Уверенность была вполне обоснована – письмо она отправила до отъезда, а они ехали явно медленнее, чем почтовые кареты.
– Даже если это так, то, что скажет маркиз, увидев тебя на пороге своего дома, все равно остается вопросом, не правда ли?
– Мы подумаем об этом, когда приедем. Он, конечно, может отправить нас назад, если у него в самом деле столь скверный характер, но, честно говоря, я не верю, что лорд Гривз такой монстр, который может отказать в элементарном гостеприимстве двум женщинам, проделавшим столь длинное путешествие. Тем более что я дала слово Лидии.
– Твое стремление исполнить это обещание может не произвести на него никакого впечатления, ведь, если верить твоей кузине, он не интересуется ничем, кроме самого себя и удовольствий. Уверена, что как раз это и заставило Лидию обратиться к тебе с той просьбой.
– Наверное, ты права, – согласилась Джоанна, вспоминая о том, как странно настойчива была Лидия, требуя от нее определенного ответа, будто предчувствовала, что должно что-то случиться. Те слова запали в душу Джоанны, хотя она и отнесла их на счет чрезмерной склонности кузины к мелодраматизму. Она была молода и здорова. Что с ней могло случиться?
«Дорогая, любимая кузина, пожалуйста, сделай то, о чем я прошу, – писала Лидия. – Ты должна дать мне слово сделать все, что в твоих силах, чтобы забрать миленького сынишку у него. Гай совершенно не заботится о Майлзе. Получив долгожданного наследника, он посчитал, что его долг исполнен на годы вперед, и практически забросил нас обоих. А мой сын очень нуждается в любви, нуждается в ком-то, кто будет заботиться о его интересах, не думая о себе. И я не знаю никого, кроме тебя, кто был бы способен на это».
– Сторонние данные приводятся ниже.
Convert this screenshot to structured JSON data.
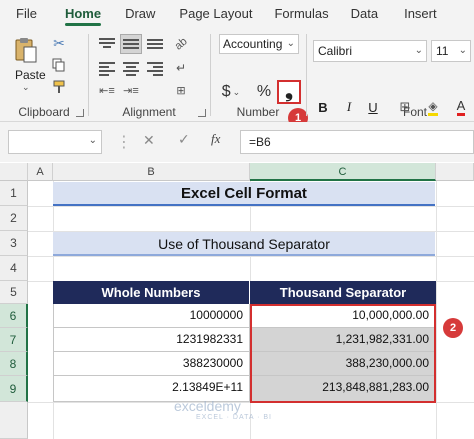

– Я не знаю, каких действий ожидала от меня Лидия, – сказала Джоанна. – Но я не могу просто прийти в Вейкфилд и объявить, что намерена забрать сына Гривза с собой в Италию. Он никогда не позволит сделать это, и я не имею права винить его.
Банч строго посмотрела на нее:
– С тех самых пор, как ты ухватилась за этот абсурдный план, я не перестаю твердить, что прежде следует подумать, а уж потом действовать. Ты часто ведешь себя чересчур импульсивно и имеешь склонность действовать наобум, Джоанна. Конечно, надо было дождаться от лорда Гривза письма с изложением того, что он считает нужным делать. И если бы ты последовала моему совету, мы бы не оказались сейчас в таком затруднительном положении.
– Наверное, не оказались бы, – ответила, пожимая плечами, Джоанна. – Но ничего лучшего я придумать не смогла. Несчастный ребенок уже год живет без матери, и если обстановка в Вейкфилде так мрачна и угнетающа, как писала Лидия, его жизнь вряд ли была счастливой. Ради памяти Лидии я не могу отстраниться от такого важного для нее дела, как забота о сыне. Ему же только пять, Банч, и рядом нет ни одного близкого человека, кроме бессердечного отца.
– И ты, совершенно не знакомая ему женщина, думаешь, что сможешь войти в эту жизнь и стать матерью и спасительницей в одном лице?
– Ничего подобного я не думаю, – резко возразила Джоанна.
– Ах-ах! – многозначительно произнесла старая женщина. – Значит, ты собираешься проведать мальчика, как полагается вежливой родственнице, и навсегда раскланяться. Да уж, это существенно изменит жизнь ребенка.